|BUBLOT, MICHEL - Merial Sas Research & Development|
|PRITCHARD, NIKKI - Merial, Ltd|
|AUDONNET, JEAN-CHRISTOPHE - Merial Sas Research & Development|
|YAO, JIANSHENG - Sanofi-Aventis Us, Inc|
Submitted to: World Veterinary Poultry Association
Publication Type: Abstract Only
Publication Acceptance Date: 3/1/2015
Publication Date: 9/7/2015
Citation: Bublot, M., Pritchard, N., Audonnet, J., Yao, J., Swayne, D.E. 2015. Gene dependent level of protection induced by fowlpox recombinant expressing the hemagglutinin H7, the matrix M1, and/or the neuraminidase N1 avian influenza subtype [abstract]. Abstracts of the International Congress of the World Veterinary Poultry Association. CDROM.

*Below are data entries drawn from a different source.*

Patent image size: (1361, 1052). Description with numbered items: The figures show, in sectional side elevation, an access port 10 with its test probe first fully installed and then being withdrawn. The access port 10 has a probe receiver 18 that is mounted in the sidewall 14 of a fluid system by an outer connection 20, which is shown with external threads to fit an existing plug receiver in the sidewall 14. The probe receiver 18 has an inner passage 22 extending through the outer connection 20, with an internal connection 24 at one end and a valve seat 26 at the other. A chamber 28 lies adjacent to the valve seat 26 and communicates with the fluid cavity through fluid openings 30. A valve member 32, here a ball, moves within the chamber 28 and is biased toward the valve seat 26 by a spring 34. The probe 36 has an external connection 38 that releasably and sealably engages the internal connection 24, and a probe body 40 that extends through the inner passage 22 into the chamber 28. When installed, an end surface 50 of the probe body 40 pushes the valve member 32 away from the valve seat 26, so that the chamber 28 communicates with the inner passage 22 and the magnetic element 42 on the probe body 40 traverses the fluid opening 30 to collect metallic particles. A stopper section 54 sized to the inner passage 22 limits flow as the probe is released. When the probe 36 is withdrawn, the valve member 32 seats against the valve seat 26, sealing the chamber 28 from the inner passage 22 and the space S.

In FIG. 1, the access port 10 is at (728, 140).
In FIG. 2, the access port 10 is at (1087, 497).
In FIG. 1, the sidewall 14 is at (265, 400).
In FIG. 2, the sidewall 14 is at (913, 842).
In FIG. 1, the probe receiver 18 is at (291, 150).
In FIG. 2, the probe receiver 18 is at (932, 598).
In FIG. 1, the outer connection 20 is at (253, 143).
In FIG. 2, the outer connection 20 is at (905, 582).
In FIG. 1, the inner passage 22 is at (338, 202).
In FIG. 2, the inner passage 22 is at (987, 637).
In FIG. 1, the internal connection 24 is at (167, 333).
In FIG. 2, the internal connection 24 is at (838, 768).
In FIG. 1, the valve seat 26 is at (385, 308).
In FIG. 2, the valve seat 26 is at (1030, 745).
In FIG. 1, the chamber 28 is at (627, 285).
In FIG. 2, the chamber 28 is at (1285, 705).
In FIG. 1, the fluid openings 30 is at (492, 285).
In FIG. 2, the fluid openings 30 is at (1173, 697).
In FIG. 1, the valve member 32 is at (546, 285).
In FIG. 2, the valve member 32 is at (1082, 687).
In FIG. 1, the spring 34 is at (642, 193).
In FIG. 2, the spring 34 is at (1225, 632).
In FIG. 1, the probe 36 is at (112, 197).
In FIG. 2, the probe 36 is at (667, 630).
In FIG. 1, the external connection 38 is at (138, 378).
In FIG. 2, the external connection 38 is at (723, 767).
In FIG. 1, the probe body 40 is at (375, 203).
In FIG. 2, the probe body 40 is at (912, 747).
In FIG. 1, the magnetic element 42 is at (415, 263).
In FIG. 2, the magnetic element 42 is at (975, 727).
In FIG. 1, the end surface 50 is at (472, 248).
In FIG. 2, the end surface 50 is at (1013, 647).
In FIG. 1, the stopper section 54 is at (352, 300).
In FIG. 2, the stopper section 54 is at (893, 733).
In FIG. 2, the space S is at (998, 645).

Technical Abstract: A fowlpox recombinant (rFP) expressing the hemagglutinin (HA) from A/turkey/Ireland/1378/83 [H5N8] was previously shown to induce protection against a wide panel of highly pathogenic avian influenza (HPAI) H5 subtypes strains. The goal of the presented work was to evaluate if similar broad protection could be induced by rFP expressing HA from H7 subtypes. The rFP expressing the HA gene from A/Chicken/Victoria/1/85 [H7N7] (ck/Vic/85) was shown to clinically protect specific pathogen free (SPF) chickens against A/chicken/Pakistan/1369-CR2/95 [H7N3] but not against A/turkey/Italy/4580/99 [H7N1] (tk/Ita/99) HPAI challenges. New rFP expressing the HA gene from low pathogenic avian influenza (LPAI) A/Turkey/Italy/4426/00 [H7N1] (tk/Ita/00) or A/Turkey/Virginia/66/02 [H7N2] (tk/VA/02), both HA and Matrix 1 (M1) genes from tk/Ita/00, or the neuraminidase (NA) gene from tk/Ita/00 were generated and tested by the sub-cutaneous route in one day-old SPF chicks for efficacy against tk/Ita/99 HPAI challenge performed 3 weeks later. The rFP expressing tk/Ita/00 HA induced the best level of clinical protection (90%) which was not increased by M1 co-expression. The level of protection induced by rFP-NA (tk/Ita/00) was much lower (20%) than by rFP-HA (tk/Ita/00). SPF chickens vaccinated with rFP expressing HA from more distant strains (ck/Vic/85 or tk/VA/02) were poorly protected (20%). The co-administration of rFP-HA (ck/Vic/85) and rFP-NA (tk/Ita/00) did not improve protection (10%). Altogether, these data indicate the poor cross-protection against HPAI H7 subtype induced by rFP-HA. The M1 and NA genes did not improve the protection induced by HA alone. HPAI H7 subtype protection induced by rFP-HA may require a higher match between the HA gene of the vaccine and the challenge virus compared to H5 subtype.